There are two camera mounts in every Archivist. They are left-right symmetrical, so they can mount on either side. They are manufactured from 18mm Baltic Birch plywood. The mounts have two slots each, to allow the camera to be spaced backward or forward somewhat to adjust for different focal lengths. The slots are long, long enough to allow a camera with an offset lens to be set centered on its optical axis and normal to the platen. The camera mounts are the area of the Archivist most in need of improvement. They are exquisitely general in their current setup, accepting almost any camera from a smartphone to a compact to a DSLR. However, this flexibility comes at a cost – getting them adjusted right the first time is not a very fun process.

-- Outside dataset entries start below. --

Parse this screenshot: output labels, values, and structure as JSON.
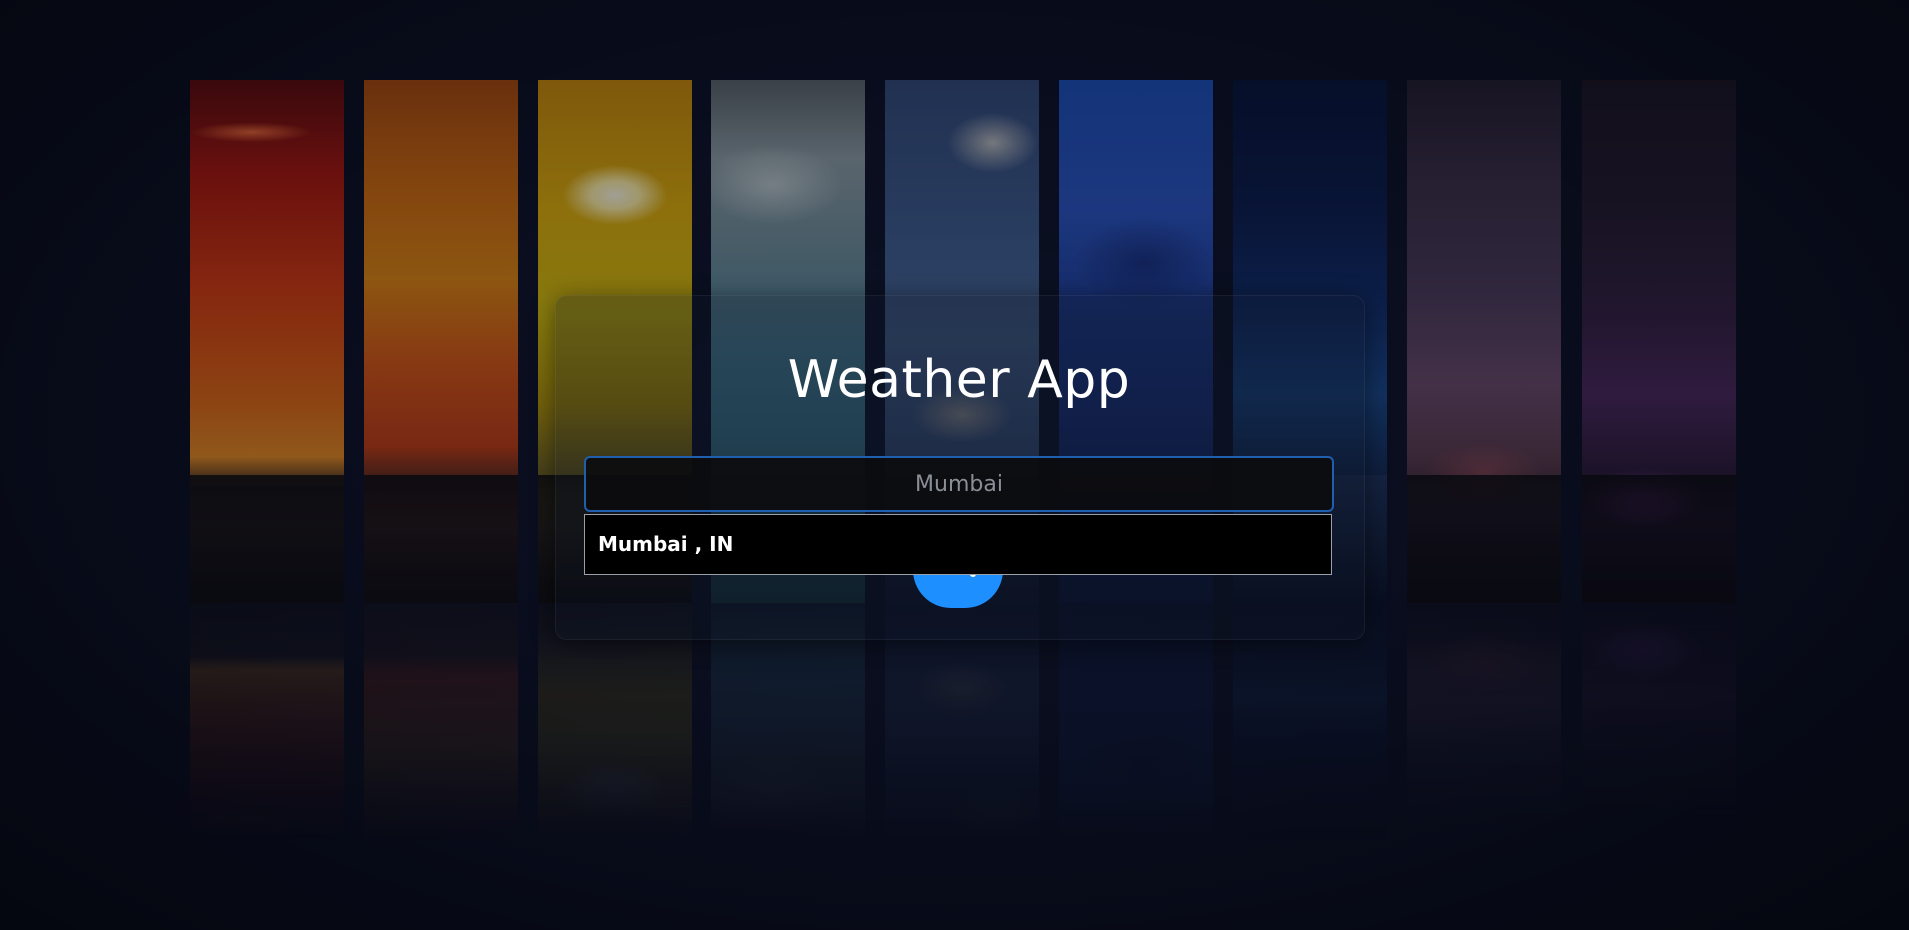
{
  "app": {
    "title": "Weather App"
  },
  "search": {
    "value": "Mumbai",
    "placeholder": "",
    "button_icon": "search-icon"
  },
  "suggestions": [
    {
      "label": "Mumbai , IN"
    }
  ],
  "colors": {
    "accent": "#1e8fff",
    "input_border": "#1f5fae",
    "page_background": "#0a0d18"
  }
}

Originally, I intended to provide 3D printed spacers that set the camera mounts at the right height for a limited range of supported camera models. I also intended to 3D print an adapter that would drop into the slot and locate a camera to 95% of where it needed to be, with the rest being made up in software. This is still a possibility, and the software is mostly capable of handling it, but I will not be the one to do it.

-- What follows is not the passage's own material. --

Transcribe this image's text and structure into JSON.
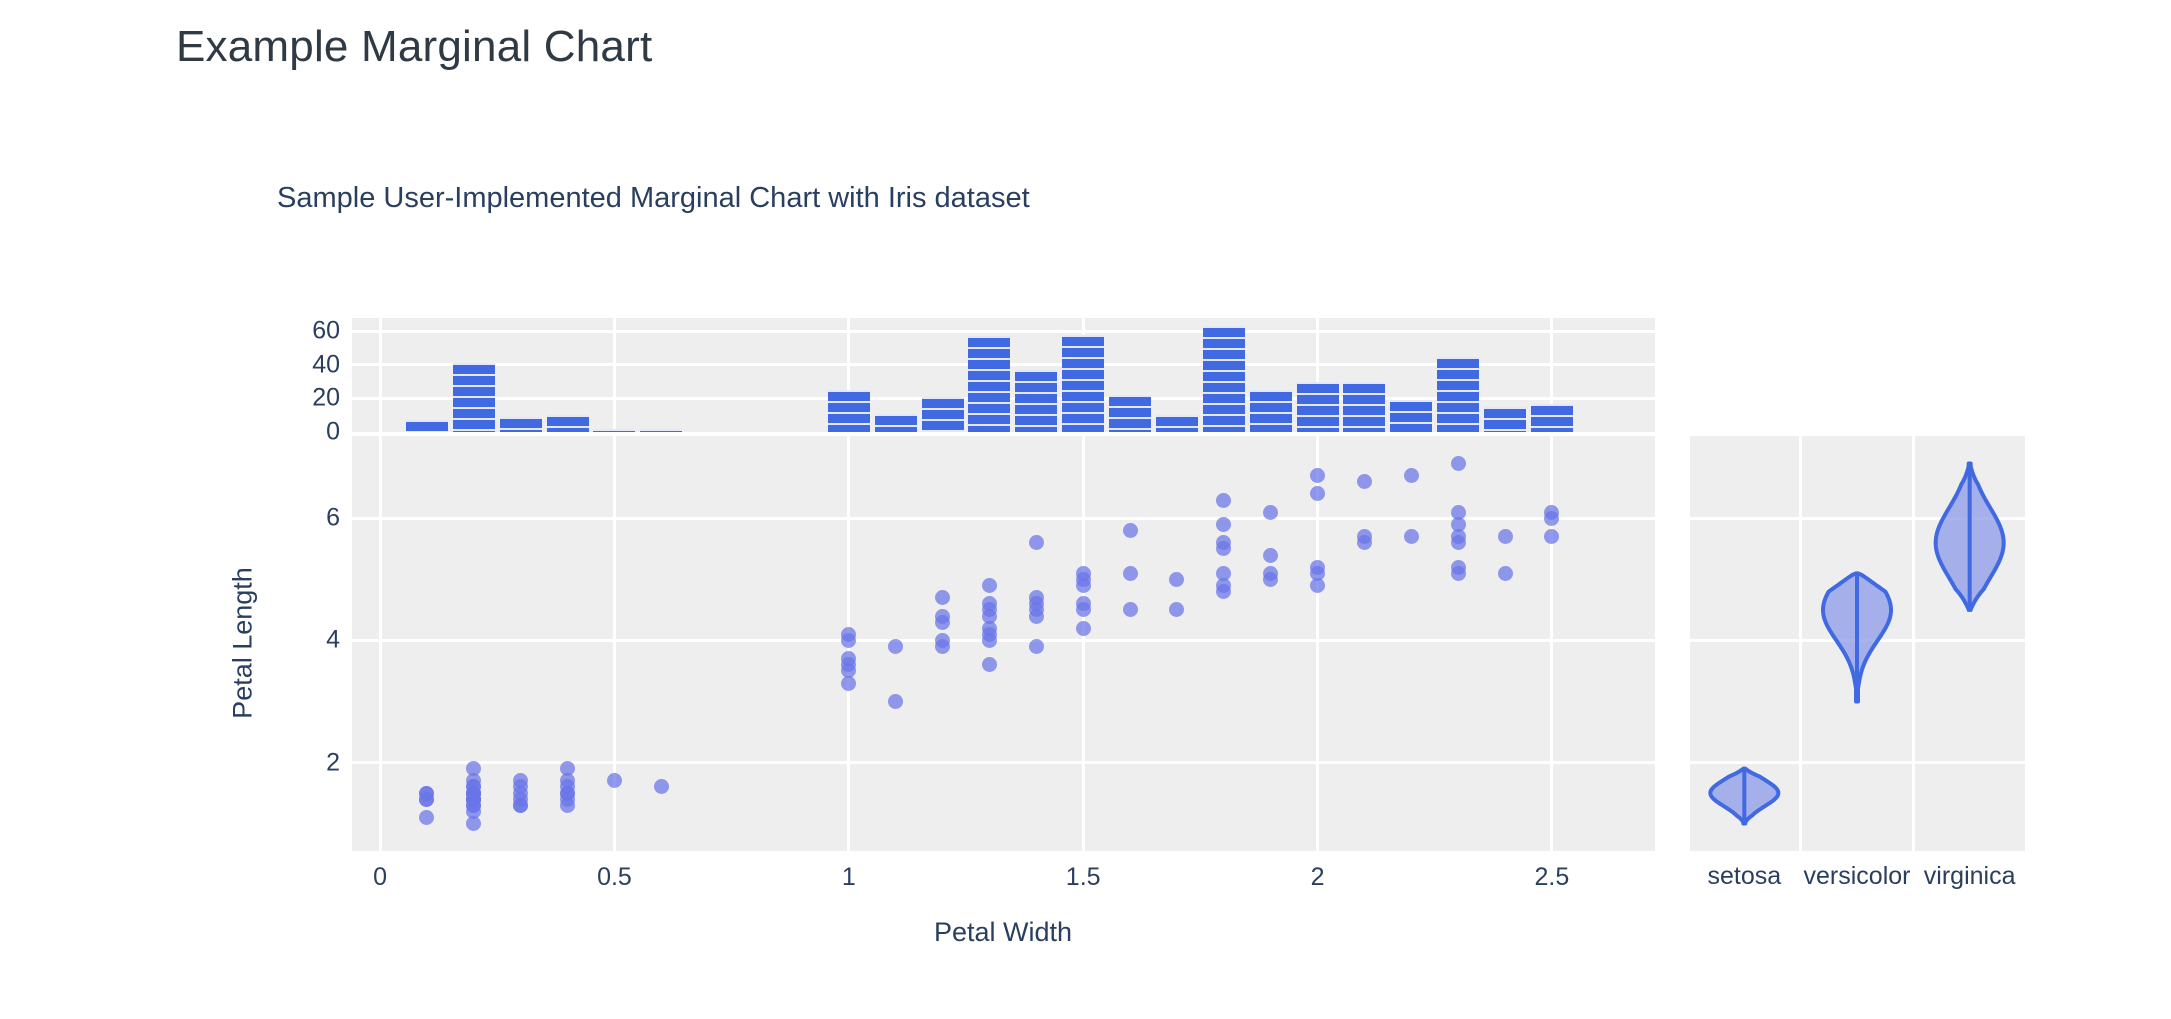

The camera mount was designed to handle DSLR and compact cameras equally well. It can also hold a camera upside-down if the lens is in a funny place – and in that configuration, the mount also doubles as a shade that reduces the light incident on the camera (which helps remove the glare image of the camera from the platen surface. I spent quite a bit of time and energy measuring cameras to figure out exactly how much adjustment to build in. In a design like this one, it’s important to minimize adjustment where possible. Anything that can be adjusted can also be misadjusted.